The Cologne farmer Bernd Bulich © private

Bulich’s farm lies to the right of the Rhine, above another body of groundwater. Therefore it is not affected by the strict fertilizer rules. That’s his luck. If you don’t fertilize enough, the plants will draw the nitrogen they need to grow from the humus. As a result, the humus is broken down, which is bad for the soil quality and the climate, because humus stores CO₂. Another disadvantage: Wheat does not produce enough protein without sufficient fertilizer and therefore does not reach the necessary quality to be used as flour for baking bread. Farmers can only sell the wheat as animal feed, which brings in less money.

What’s the problem with nitrates?

Nitrate is a nitrogen compound. Plants need nitrogen to grow and get it from the soil. In order to ensure a consistent harvest, farmers have to return the extracted nitrogen to the soil in the form of manure, digestate or synthetic fertilizer. However, if more fertilizer is used than the plants need to grow, excess nutrients flow into the environment. In lakes and seas, an excess of nitrogen leads to eutrophication; The resulting lack of oxygen causes fish to die and species diversity to decline. There are already so-called dead zones in the Baltic Sea. Some of the excess nitrogen is converted into climate-damaging nitrous oxide, which contributes the most to global warming after CO₂ and methane.

Nitrate levels in groundwater have been falling slightly since 2020, but one in four measuring points still exceeds the legal limit of 50 milligrams of nitrate per liter, especially in areas with factory farming or intensive vegetable cultivation, as the 2024 nitrate report from the Federal Environment Ministry shows.

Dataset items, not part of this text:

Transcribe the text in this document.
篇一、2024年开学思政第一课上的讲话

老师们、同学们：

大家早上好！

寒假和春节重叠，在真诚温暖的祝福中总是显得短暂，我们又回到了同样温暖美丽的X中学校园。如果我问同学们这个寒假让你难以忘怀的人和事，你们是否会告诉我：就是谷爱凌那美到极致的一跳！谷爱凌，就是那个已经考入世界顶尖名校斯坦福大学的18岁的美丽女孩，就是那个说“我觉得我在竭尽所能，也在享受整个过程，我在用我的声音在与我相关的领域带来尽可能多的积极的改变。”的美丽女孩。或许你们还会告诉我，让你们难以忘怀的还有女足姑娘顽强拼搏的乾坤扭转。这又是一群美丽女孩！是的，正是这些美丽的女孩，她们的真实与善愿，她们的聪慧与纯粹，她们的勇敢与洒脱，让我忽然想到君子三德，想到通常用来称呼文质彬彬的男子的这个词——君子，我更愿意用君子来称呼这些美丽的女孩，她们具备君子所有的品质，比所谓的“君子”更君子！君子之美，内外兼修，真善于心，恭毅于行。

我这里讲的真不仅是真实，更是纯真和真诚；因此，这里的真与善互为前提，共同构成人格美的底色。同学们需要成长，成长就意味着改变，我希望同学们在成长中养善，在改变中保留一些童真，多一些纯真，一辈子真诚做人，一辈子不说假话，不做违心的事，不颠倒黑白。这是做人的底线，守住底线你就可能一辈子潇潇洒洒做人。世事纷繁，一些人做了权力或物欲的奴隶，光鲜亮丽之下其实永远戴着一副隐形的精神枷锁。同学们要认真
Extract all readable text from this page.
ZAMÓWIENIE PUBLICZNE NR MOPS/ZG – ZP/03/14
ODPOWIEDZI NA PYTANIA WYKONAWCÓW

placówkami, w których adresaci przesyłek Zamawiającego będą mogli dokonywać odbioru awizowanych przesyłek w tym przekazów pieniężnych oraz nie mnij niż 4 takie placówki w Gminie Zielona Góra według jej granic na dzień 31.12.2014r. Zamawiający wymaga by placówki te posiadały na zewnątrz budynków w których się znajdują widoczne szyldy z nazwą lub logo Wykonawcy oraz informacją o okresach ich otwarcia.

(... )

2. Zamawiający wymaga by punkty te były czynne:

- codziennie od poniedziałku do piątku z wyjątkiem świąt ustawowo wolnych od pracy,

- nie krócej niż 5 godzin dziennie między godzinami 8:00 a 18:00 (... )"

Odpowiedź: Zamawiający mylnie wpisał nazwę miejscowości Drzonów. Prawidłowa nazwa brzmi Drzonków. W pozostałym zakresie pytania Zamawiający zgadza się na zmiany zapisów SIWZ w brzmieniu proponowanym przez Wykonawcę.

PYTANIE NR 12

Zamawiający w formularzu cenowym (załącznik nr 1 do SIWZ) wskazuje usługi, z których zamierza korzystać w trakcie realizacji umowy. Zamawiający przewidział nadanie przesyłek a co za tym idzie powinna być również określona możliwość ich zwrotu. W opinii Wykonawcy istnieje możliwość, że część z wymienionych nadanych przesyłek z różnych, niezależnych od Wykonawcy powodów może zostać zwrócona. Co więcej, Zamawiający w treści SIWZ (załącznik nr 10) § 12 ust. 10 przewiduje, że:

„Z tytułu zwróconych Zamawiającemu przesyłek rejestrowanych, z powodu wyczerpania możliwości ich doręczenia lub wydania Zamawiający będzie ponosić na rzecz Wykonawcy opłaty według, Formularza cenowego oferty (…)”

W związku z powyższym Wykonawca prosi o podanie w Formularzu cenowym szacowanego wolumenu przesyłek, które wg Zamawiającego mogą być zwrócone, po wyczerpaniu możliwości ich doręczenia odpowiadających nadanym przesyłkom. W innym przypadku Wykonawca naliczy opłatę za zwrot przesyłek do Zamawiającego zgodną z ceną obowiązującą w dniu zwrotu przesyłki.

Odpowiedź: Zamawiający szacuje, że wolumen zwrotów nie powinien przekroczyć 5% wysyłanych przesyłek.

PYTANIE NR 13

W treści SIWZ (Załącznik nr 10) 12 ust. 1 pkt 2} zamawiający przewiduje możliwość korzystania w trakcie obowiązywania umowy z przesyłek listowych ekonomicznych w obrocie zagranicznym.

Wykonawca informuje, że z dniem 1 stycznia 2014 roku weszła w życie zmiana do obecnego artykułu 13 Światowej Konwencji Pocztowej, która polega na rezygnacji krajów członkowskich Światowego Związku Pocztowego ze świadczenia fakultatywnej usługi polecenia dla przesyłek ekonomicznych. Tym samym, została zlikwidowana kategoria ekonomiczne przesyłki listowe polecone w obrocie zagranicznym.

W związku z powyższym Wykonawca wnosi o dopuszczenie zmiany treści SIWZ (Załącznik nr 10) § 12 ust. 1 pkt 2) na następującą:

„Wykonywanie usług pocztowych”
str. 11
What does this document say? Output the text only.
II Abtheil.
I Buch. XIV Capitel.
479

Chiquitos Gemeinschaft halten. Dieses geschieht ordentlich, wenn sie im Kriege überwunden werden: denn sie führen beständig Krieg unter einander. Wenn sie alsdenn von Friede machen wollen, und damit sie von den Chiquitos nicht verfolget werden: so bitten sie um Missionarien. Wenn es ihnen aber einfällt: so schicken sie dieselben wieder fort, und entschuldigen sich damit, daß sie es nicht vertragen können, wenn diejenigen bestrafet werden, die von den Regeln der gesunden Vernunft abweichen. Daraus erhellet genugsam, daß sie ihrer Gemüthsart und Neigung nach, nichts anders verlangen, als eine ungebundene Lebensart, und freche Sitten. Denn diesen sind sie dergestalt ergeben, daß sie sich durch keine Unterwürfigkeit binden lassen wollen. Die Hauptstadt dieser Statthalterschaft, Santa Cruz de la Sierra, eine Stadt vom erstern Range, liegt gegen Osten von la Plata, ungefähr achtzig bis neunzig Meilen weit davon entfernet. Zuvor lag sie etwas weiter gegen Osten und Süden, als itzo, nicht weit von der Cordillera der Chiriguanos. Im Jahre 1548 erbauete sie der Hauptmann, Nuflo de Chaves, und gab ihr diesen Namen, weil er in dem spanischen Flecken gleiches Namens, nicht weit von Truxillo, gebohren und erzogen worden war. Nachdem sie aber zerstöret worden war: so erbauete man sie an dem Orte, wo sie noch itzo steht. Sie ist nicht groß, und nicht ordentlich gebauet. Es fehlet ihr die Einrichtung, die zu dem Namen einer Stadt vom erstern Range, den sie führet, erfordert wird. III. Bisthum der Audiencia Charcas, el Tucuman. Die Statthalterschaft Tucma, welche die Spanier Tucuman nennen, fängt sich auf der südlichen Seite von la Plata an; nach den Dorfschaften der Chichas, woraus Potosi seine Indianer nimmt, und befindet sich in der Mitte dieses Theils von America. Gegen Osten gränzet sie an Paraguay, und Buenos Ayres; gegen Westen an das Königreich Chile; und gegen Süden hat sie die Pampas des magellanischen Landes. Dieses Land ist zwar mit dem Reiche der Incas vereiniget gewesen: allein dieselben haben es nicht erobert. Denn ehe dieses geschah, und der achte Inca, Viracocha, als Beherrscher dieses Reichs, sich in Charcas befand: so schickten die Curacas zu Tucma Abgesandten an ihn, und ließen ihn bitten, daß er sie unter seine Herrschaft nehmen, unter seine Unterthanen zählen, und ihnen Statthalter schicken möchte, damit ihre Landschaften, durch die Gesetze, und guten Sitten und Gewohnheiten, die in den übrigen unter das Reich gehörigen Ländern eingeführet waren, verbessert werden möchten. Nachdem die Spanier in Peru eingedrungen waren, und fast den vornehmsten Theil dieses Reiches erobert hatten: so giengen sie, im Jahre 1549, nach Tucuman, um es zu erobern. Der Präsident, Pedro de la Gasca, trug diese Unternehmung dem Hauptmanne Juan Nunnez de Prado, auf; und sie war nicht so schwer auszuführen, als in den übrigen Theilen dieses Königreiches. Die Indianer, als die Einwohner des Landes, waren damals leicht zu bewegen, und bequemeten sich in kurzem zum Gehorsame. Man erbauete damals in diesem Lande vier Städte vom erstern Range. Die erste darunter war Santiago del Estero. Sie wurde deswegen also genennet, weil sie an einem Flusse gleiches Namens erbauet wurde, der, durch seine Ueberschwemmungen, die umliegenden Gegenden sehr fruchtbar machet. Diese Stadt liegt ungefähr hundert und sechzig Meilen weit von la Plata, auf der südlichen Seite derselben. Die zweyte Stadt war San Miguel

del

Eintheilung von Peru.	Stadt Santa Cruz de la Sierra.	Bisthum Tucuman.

Nitrate itself is non-toxic, but can be converted into harmful nitrite in the body. Too much nitrite hinders the transport of oxygen in the blood and is particularly dangerous for infants.

Bernd Bulich actually grows corn and wheat in the south of Cologne. An important part of his work takes place on the computer. To show how he protects groundwater, the farmer clicks through graphics, laboratory reports and interactive maps. His fertilizer tractor is tracked via GPS. It appears on the screen in the form of a field, divided into small squares. The darker the square, the more fertilizer was applied. Some parts of the field are very dark in color, others are very light.

Bulich only fertilizes where corn and wheat need nutrients. This is not a given. In Germany there is extensive over-fertilization, with consequences for the environment, health and drinking water prices.